Nachhaltige Textilien und Waschverfahren
Beratung zur Einführung von Textilien aus nachhaltigen Materialien wie recyceltem Polyester oder Bio-Baumwolle.
Unterstützung bei der Umstellung auf energie- und wassersparende Waschverfahren.
Optimierung von Logistik und Transport
Entwicklung von Transportkonzepten mit reduzierten CO₂-Emissionen, z. B. durch Bündelung von Lieferungen oder Einsatz emissionsarmer Fahrzeuge.
Vermeidung von Überproduktionen und Minimierung von Abfall durch optimierte Lager- und Verteilprozesse.
Kreislaufwirtschaft
Beratung zu Rücknahme- und Recyclingkonzepten für verschlissene Textilien.
Integration von Upcycling-Prozessen zur Weiterverwendung von Altwäsche.
Nachhaltigkeit in Ausschreibungen messbar machen
Bei extern vergebenen Wäschereileistungen sollte Nachhaltigkeit Bestandteil der Leistungsbeschreibung und der späteren Vertragssteuerung sein. Allgemeine Zusagen eines Dienstleisters reichen dafür nicht aus. Sinnvoller sind nachvollziehbare Anforderungen und Kennzahlen, die zur jeweiligen Leistung passen.

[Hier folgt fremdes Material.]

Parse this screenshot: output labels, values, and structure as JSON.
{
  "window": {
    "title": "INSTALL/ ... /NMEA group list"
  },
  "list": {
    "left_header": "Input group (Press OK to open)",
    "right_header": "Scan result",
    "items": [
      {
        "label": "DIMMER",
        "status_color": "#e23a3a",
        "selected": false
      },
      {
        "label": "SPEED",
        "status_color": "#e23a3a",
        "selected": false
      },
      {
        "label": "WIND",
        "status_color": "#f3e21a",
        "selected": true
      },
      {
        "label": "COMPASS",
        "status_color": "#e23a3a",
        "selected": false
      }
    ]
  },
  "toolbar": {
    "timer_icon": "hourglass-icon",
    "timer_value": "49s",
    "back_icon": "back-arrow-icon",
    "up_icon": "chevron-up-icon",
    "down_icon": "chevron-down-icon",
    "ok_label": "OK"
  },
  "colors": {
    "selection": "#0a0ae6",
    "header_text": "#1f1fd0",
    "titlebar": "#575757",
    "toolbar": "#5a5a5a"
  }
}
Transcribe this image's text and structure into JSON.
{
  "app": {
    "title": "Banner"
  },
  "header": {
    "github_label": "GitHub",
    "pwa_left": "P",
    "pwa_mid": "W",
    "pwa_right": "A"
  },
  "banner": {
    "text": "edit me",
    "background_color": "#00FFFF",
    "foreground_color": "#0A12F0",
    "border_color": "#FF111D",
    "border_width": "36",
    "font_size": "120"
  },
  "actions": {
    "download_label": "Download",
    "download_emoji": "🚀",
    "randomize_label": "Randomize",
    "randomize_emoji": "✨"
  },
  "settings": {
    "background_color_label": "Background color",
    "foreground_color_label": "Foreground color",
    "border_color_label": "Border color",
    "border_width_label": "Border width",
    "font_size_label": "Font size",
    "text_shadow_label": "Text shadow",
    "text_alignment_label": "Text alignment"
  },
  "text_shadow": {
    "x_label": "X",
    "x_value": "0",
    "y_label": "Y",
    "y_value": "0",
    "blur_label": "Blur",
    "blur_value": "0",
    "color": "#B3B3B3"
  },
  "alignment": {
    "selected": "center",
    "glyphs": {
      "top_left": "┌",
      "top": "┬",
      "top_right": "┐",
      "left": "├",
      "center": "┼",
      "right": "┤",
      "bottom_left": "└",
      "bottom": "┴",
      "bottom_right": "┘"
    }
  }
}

Betrachtet werden können beispielsweise:
Wasserverbrauch je Kilogramm aufbereiteter Wäsche,
Energieeinsatz je Kilogramm Wäsche,
Anteil erneuerbarer Energien,
durchschnittliche Transportentfernungen und Lieferfrequenzen,
Auslastung der Transporte,
Reparatur- und Wiederverwendungsquote,
jährliche Ersatzquote der Textilien,
Verlust- und Schwundquote,
Anteil recyclingfähiger beziehungsweise verwerteter Alttextilien sowie
Entwicklung der gesamten Textilmenge je Beschäftigten oder Nutzungseinheit.
Nicht jede Kennzahl ist für jede Organisation sinnvoll
Wichtig ist vielmehr, wenige aussagekräftige Größen festzulegen, Ausgangswerte zu bestimmen und Verbesserungen über die Vertragslaufzeit nachvollziehbar zu machen.